Our experience at Brigham and Women’s Hospital in Boston is similar to Dr. Swisher’s at MD Anderson. During the first 8 years of our thoracic division, we looked at 103 patients who had surgery after induction therapy for N2 disease. The induction plan in those patients was chemotherapy only for 75, radiation only for 18, and chemoradiation for 10. Almost 40% of patients had pneumonectomies, and the rest had lobectomies.

Mortality was 3.9%, major morbidity was 7%, and about 30% were downstaged. Those 5-year survival rates were about 36%. Persistent nodal disease, either N1 or N2, was seen in about 75%, and most of them were N2; the 5-year survival rate there was about 9% with a median of about 15.9 months. Beauty is in the eye of the beholder, so you may look at that and say that 15.9 months isn’t bad, but there’s still a huge subgroup that’s node positive, so here I’d say that pushing surgery is not the best strategy. We also found in this group that adenocarcinomas were much harder to clear.

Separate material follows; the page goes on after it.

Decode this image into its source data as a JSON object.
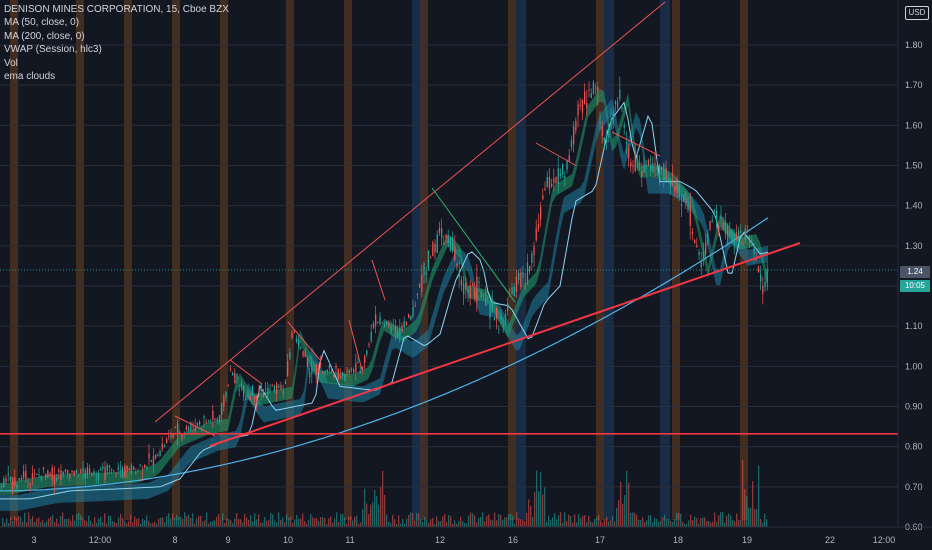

We’re on very-safe ground to push surgery in the node-negative group, but you’ve got to be careful in the node-positive group.

Survival is relatively limited in N2 disease in general. Surgery may be of value if you downstage the patient, if you’re doing a lobectomy or if you see squamous cell carcinoma. Going forward, we really ought to focus our attention on identifying responders more reliably and improving downstaging – with different or individualized chemotherapy, or perhaps even immunologic therapy.

For the present, we can talk about radiation dosing. High-dose radiation is clearly a viable option for some patients. In addition, we can improve identification of N2 subgroups. Not all N2 disease is the same, so it should not be treated the same across the board.

Dr. Swanson is at Brigham and Women’s Hospital in Boston. He disclosed that he is a consultant/advisory board member for Covidien and Ethicon Endo-Surgery.

This article grew out of the debate by Dr. Swisher and Dr. Swanson at the annual meeting of the Society of Thoracic Surgeons.